O rosto dele travou. O corpo endureceu.

— João …

— Não precisa dizer nada. — Interrompi, a voz saindo mais firme do que eu esperava. — Vocês mentiram para mim a vida toda. Você me fez acreditar que era meu pai, quando na verdade, eu era só o fardo que cê resolveu carregar. Por culpa? Ou sei lá o que …

Ele deu um passo, depois outro. Queria se aproximar, mas ficou ali, preso na culpa.

— Eu não menti por mal, filho … eu te amo, João. Desde o primeiro dia. Não interessa o sangue, interessa o que a gente vive. E eu vivi pra você.

— E por que não contou? — Perguntei, já com os olhos ardendo. — Por que me fez acreditar que eu era menos do que os outros?

Ele baixou a cabeça.

— Porque eu tive medo … medo de te perder. Medo de você me olhar como tá me olhando agora.

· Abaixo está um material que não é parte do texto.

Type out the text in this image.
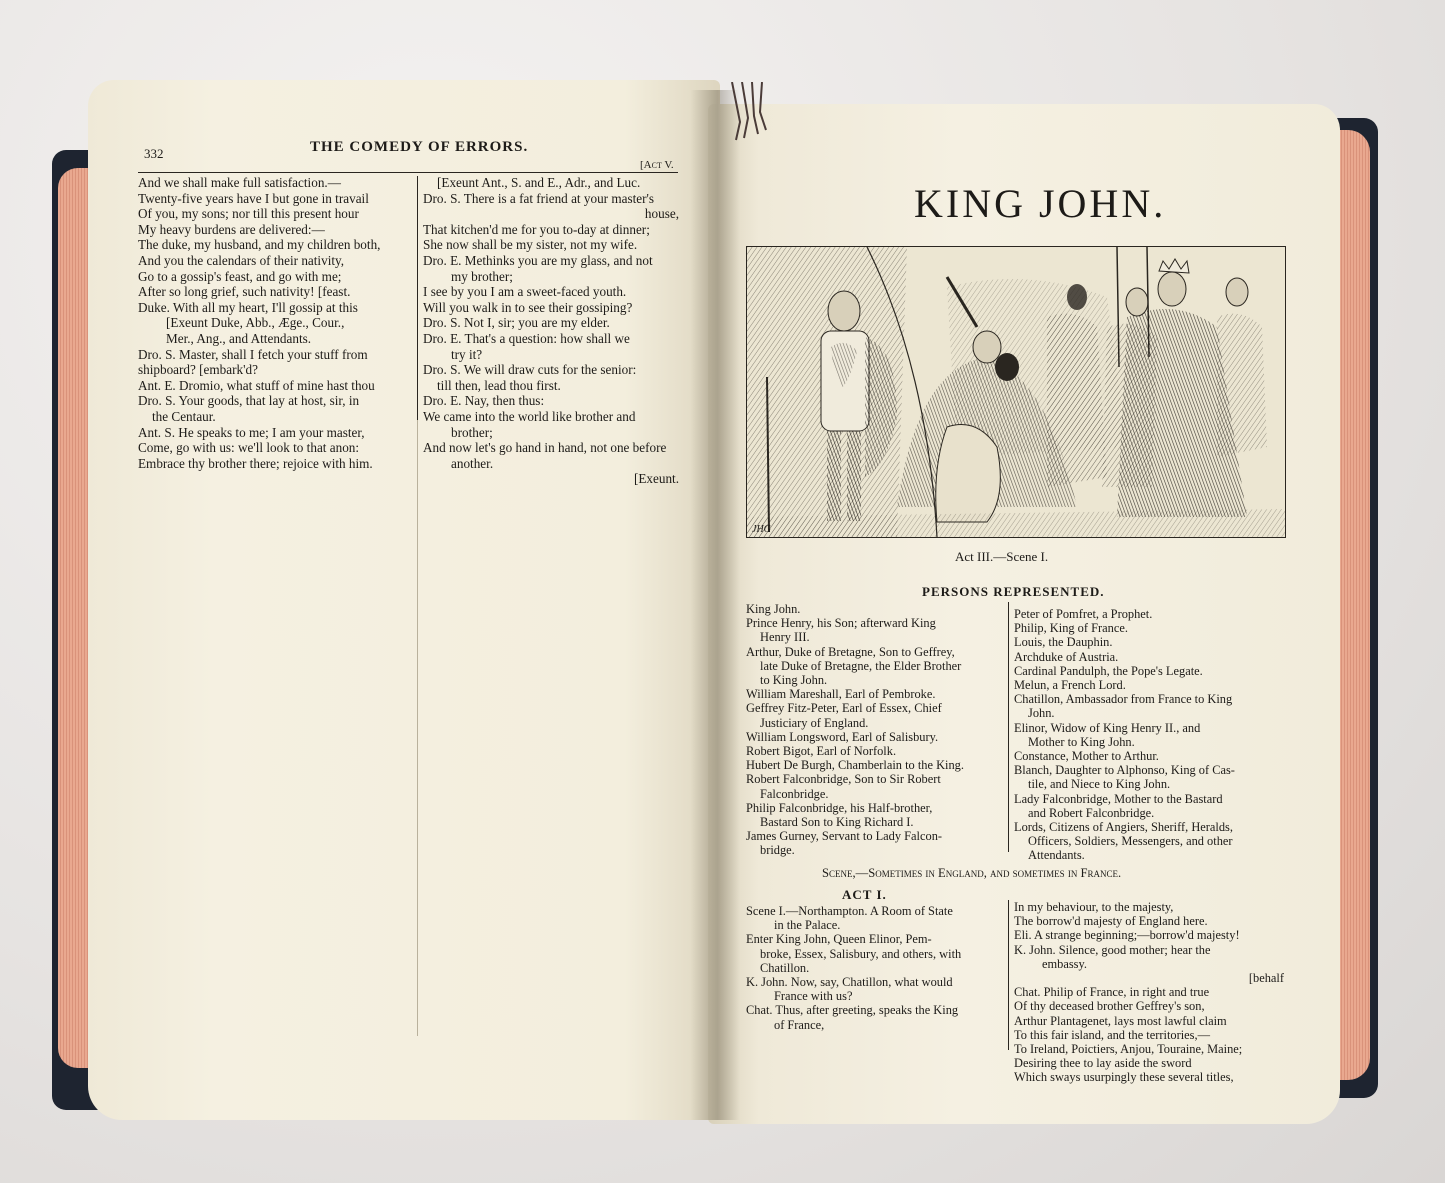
332	THE COMEDY OF ERRORS.
[Act V.
And we shall make full satisfaction.—
Twenty-five years have I but gone in travail
Of you, my sons; nor till this present hour
My heavy burdens are delivered:—
The duke, my husband, and my children both,
And you the calendars of their nativity,
Go to a gossip's feast, and go with me;
After so long grief, such nativity! [feast.
Duke. With all my heart, I'll gossip at this
[Exeunt Duke, Abb., Ægе., Cour.,
Mer., Ang., and Attendants.
Dro. S. Master, shall I fetch your stuff from
shipboard? [embark'd?
Ant. E. Dromio, what stuff of mine hast thou
Dro. S. Your goods, that lay at host, sir, in
the Centaur.
Ant. S. He speaks to me; I am your master,
Come, go with us: we'll look to that anon:
Embrace thy brother there; rejoice with him.
[Exeunt Ant., S. and E., Adr., and Luc.
Dro. S. There is a fat friend at your master's
house,
That kitchen'd me for you to-day at dinner;
She now shall be my sister, not my wife.
Dro. E. Methinks you are my glass, and not
my brother;
I see by you I am a sweet-faced youth.
Will you walk in to see their gossiping?
Dro. S. Not I, sir; you are my elder.
Dro. E. That's a question: how shall we
try it?
Dro. S. We will draw cuts for the senior:
till then, lead thou first.
Dro. E. Nay, then thus:
We came into the world like brother and
brother;
And now let's go hand in hand, not one before
another.
[Exeunt.
KING JOHN.
JHG
Act III.—Scene I.
PERSONS REPRESENTED.
King John.
Prince Henry, his Son; afterward King
Henry III.
Arthur, Duke of Bretagne, Son to Geffrey,
late Duke of Bretagne, the Elder Brother
to King John.
William Mareshall, Earl of Pembroke.
Geffrey Fitz-Peter, Earl of Essex, Chief
Justiciary of England.
William Longsword, Earl of Salisbury.
Robert Bigot, Earl of Norfolk.
Hubert De Burgh, Chamberlain to the King.
Robert Falconbridge, Son to Sir Robert
Falconbridge.
Philip Falconbridge, his Half-brother,
Bastard Son to King Richard I.
James Gurney, Servant to Lady Falcon-
bridge.
Peter of Pomfret, a Prophet.
Philip, King of France.
Louis, the Dauphin.
Archduke of Austria.
Cardinal Pandulph, the Pope's Legate.
Melun, a French Lord.
Chatillon, Ambassador from France to King
John.
Elinor, Widow of King Henry II., and
Mother to King John.
Constance, Mother to Arthur.
Blanch, Daughter to Alphonso, King of Cas-
tile, and Niece to King John.
Lady Falconbridge, Mother to the Bastard
and Robert Falconbridge.
Lords, Citizens of Angiers, Sheriff, Heralds,
Officers, Soldiers, Messengers, and other
Attendants.
Scene,—Sometimes in England, and sometimes in France.
ACT I.
Scene I.—Northampton. A Room of State
in the Palace.
Enter King John, Queen Elinor, Pem-
broke, Essex, Salisbury, and others, with
Chatillon.
K. John. Now, say, Chatillon, what would
France with us?
Chat. Thus, after greeting, speaks the King
of France,
In my behaviour, to the majesty,
The borrow'd majesty of England here.
Eli. A strange beginning;—borrow'd majesty!
K. John. Silence, good mother; hear the
embassy.
[behalf
Chat. Philip of France, in right and true
Of thy deceased brother Geffrey's son,
Arthur Plantagenet, lays most lawful claim
To this fair island, and the territories,—
To Ireland, Poictiers, Anjou, Touraine, Maine;
Desiring thee to lay aside the sword
Which sways usurpingly these several titles,
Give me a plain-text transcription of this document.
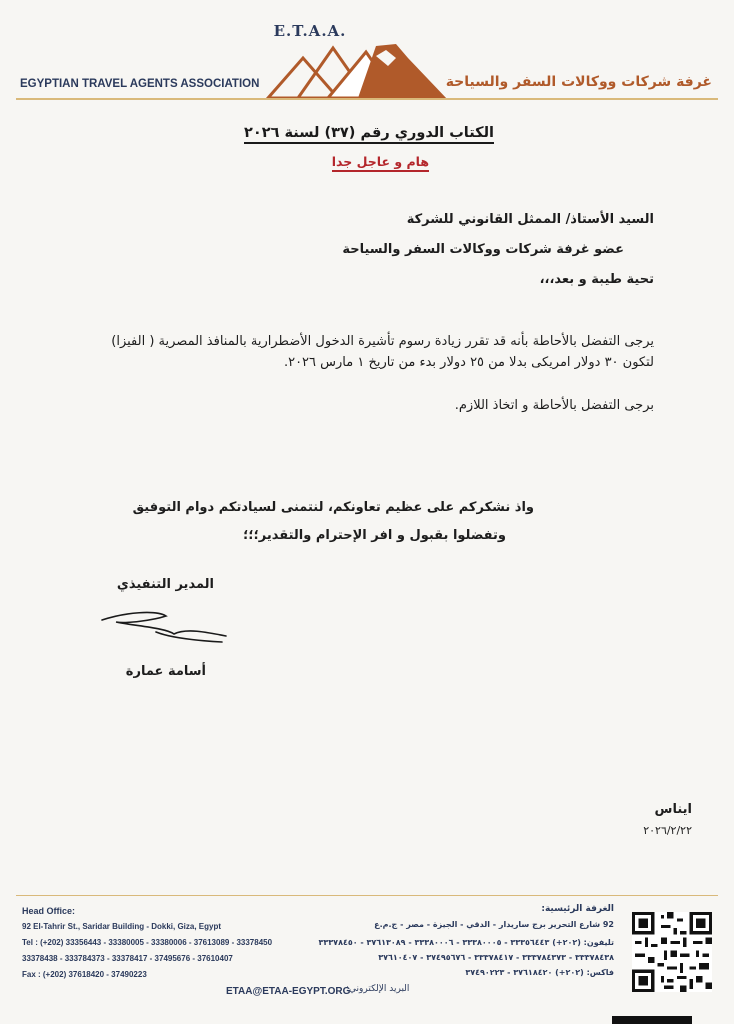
E.T.A.A.
EGYPTIAN TRAVEL AGENTS ASSOCIATION	غرفة شركات ووكالات السفر والسياحة
الكتاب الدوري رقم (٣٧) لسنة ٢٠٢٦
هام و عاجل جدا
السيد الأستاذ/ الممثل القانوني للشركة
عضو غرفة شركات ووكالات السفر والسياحة
تحية طيبة و بعد،،،
يرجى التفضل بالأحاطة بأنه قد تقرر زيادة رسوم تأشيرة الدخول الأضطرارية بالمنافذ المصرية ( الفيزا)
لتكون ٣٠ دولار امريكى بدلا من ٢٥ دولار بدء من تاريخ ١ مارس ٢٠٢٦.
برجى التفضل بالأحاطة و اتخاذ اللازم.
واذ نشكركم على عظيم تعاونكم، لنتمنى لسيادتكم دوام التوفيق
وتفضلوا بقبول و افر الإحترام والتقدير؛؛؛
المدير التنفيذي
أسامة عمارة
ايناس
٢٠٢٦/٢/٢٢
Head Office:
92 El-Tahrir St., Saridar Building - Dokki, Giza, Egypt
Tel : (+202) 33356443 - 33380005 - 33380006 - 37613089 - 33378450
33378438 - 333784373 - 33378417 - 37495676 - 37610407
Fax : (+202) 37618420 - 37490223
الغرفة الرئيسية:
92 شارع التحرير برج ساريدار - الدقي - الجيزة - مصر - ج.م.ع
تليفون: (٢٠٢+) ٣٣٣٥٦٤٤٣ - ٣٣٣٨٠٠٠٥ - ٣٣٣٨٠٠٠٦ - ٣٧٦١٣٠٨٩ - ٣٣٣٧٨٤٥٠
٣٣٣٧٨٤٣٨ - ٣٣٣٧٨٤٣٧٣ - ٣٣٣٧٨٤١٧ - ٣٧٤٩٥٦٧٦ - ٣٧٦١٠٤٠٧
فاكس: (٢٠٢+) ٣٧٦١٨٤٢٠ - ٣٧٤٩٠٢٢٣
ETAA@ETAA-EGYPT.ORG
البريد الإلكتروني:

Me aproximei, já com a trouxa no ombro.

— Eu sou grato, sim. Por tudo. Por cada prato de comida, por cada tapa quando eu precisei, por cada palavra que me pôs no eixo. E eu te amo, Seu Antônio. Você foi mais pai do que qualquer outro teria sido. Mas eu preciso ir.

— Filho …

— Não me chama assim. Não por enquanto. — Interrompi, engolindo a emoção. — Eu não sei mais quem eu sou. Aqui dentro dessa casa, dessa fazenda … tá tudo sujo. Tudo errado. E se eu ficar, eu apodreço também.

Ele respirou fundo. Veio até mim, como se quisesse me segurar. Mas não segurou. Só estendeu a mão, que parou no ar.

— A gente pode resolver isso … juntos.

— Eu não confio em ninguém aqui, pai. Nem em você, nem nela … não por mal, mas porque eu preciso de tempo. Talvez um dia … talvez eu perdoe. Mas agora, se eu não for, eu me quebro mais ainda por dentro.

Meus olhos encontraram os dele, mais uma vez.

— Me deixa ir. Não vou sumir. Só preciso digerir e entender.

Ele assentiu devagar, com os olhos cheios d’água. Não chorou. Não suplicou. Só deu um passo pra trás. E foi aí que eu entendi: ele já sabia que esse dia ia chegar. Só não queria admitir.

Atravessei o terreiro com a noite caindo ao redor. Cada passo doía mais do que o anterior. Mas era isso. Era preciso sair, antes de me perder. Subi na velha motoca, dei partida e acelerei.

E foi assim que deixei para trás o homem que me criou e fui atrás do homem que eu precisava ser.

Bati na porta da casa da Luana ainda com a trouxa no ombro e a alma pendurada nos olhos. A rua estava silenciosa e o céu já começava a apagar as estrelas. Esperei. Respirei fundo. Quando ela abriu a porta e me viu, demorou um segundo para reagir.

— João … o que houve?

— Preciso conversar. — falei, com a voz baixa. — Dessa vez … eu preciso falar.

Ela me deu passagem. Entramos. Sentei no sofá, a trouxa ainda nos pés, como um lembrete de que eu não tinha mais casa. Fiquei em silêncio por um instante, até que ela se sentou ao meu lado e segurou minha mão.

— Eu vi. — Comecei. — Vi com meus próprios olhos. Escutei cada palavra.

Ela franziu a testa.

— Do que você tá falando?

— Do meu pai … da minha mãe … da dona Helena. Da mentira que me foi contada minha vida inteira.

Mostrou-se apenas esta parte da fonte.